Do you know how effective the Eco-Link over BKE is in connecting organisms between the two nature reserves? Ask the 11-and 12-year-olds in our school. 
This was one of the projects students worked on as part of the school’s Applied Learning Programme (ALP), Opera Goes Green. I oversee this ALP, which integrates STEM education and environmental sustainability. 
The ALP aims to create awareness of environmental issues among students, motivate them to take action and advocate for environmental causes. There are school-wide programmes that enable these.
For instance, to create awareness and inspire action, every P4 or P5 student gets a chance to learn and apply computational thinking to creatively solve real-world environmental problems through the Digital Maker programme. 
Students apply the Design Thinking Process and use recycled materials, micro:bit and sensors to design prototypes to tackle various environment-related issues. For instance, one group designed a prototype with a motion sensor to count the number of animals passing through the Eco-Link. Another group studied the problem of just-hatched Hawksbill turtles on the East Coast Beach, which were dying because they were disoriented by intense light, say from cameras, and could not make their way to the sea. Students built prototypes offering solutions.
Along the way, students develop empathy as they put themselves in the shoes of the user that they are designing for. This could be people using the prototype or the animal that you are trying to help. They troubleshoot coding problems and disagreements among themselves about the best solution. For example, one group was not able to get their motion 

sensor working. After much tinkering, they realised there was a problem in their code and the physical prototype that made it difficult for motion detection. It was a lot of effort, but they were so pleased when they managed to solve the problem.

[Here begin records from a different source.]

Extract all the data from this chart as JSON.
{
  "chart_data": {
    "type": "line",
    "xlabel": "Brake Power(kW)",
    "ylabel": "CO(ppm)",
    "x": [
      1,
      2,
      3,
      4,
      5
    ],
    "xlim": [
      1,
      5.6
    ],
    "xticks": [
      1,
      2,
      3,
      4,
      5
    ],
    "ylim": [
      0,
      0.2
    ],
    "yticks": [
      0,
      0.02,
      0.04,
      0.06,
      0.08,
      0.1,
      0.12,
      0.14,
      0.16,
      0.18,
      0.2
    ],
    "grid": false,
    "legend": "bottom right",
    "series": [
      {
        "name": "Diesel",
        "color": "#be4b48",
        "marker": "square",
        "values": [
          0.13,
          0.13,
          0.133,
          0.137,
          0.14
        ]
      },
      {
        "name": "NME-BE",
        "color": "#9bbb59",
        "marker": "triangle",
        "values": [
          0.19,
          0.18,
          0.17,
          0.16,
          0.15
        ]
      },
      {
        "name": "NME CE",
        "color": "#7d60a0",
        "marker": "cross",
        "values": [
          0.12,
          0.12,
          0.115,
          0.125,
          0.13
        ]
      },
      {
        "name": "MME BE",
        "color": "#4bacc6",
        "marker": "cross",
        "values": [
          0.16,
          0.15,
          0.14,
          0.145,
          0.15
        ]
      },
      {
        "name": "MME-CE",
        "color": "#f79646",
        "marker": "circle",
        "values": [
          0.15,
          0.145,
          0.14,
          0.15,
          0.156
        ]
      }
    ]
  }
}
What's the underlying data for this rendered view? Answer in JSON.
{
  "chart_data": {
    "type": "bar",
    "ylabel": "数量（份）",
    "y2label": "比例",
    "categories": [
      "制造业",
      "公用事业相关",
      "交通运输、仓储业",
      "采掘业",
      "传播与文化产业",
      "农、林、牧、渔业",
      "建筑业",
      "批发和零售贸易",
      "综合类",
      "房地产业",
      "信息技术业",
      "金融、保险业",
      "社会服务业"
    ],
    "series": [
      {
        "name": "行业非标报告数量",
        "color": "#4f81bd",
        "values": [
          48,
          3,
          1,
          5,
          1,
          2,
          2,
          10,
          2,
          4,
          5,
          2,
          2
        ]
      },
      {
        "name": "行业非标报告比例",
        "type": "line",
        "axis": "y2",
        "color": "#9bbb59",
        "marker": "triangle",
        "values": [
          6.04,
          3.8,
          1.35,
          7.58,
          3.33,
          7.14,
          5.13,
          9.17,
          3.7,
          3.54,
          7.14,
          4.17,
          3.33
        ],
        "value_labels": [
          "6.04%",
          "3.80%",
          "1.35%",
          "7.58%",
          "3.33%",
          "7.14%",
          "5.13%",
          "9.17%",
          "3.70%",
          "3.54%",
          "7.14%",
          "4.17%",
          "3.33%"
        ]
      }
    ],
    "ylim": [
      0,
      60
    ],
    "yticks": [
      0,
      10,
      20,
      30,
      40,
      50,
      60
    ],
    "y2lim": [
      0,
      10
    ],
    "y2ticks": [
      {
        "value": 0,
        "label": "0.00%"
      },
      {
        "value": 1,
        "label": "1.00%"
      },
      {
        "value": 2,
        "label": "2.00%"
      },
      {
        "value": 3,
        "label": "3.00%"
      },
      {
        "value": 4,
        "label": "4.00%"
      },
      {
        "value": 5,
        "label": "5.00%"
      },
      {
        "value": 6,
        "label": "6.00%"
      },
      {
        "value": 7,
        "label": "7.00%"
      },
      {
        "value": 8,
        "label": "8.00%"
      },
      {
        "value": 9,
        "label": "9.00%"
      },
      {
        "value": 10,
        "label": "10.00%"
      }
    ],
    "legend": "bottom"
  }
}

Designing prototypes in the Digital Maker programme

 

“It is crucial that students see the link between the skills they learn in school and real-world problems. It makes the learning relevant and motivates students to want to learn more deeply, too.”

It is crucial that students see the link between the skills they learn in school and real-world problems. It makes the learning relevant and motivates students to want to learn more deeply, too. STEM education is not just formulas and concepts. It is about helping students understand that they can use what they have learnt to frame the way they view issues and make informed choices. 

Science matters in their everyday life. Science can help you make a difference to the world. I want my students to understand and experience that. When we educate children about environmental sustainability, this will make a difference in the sustainable life choices they make in future, which then contributes to society at large.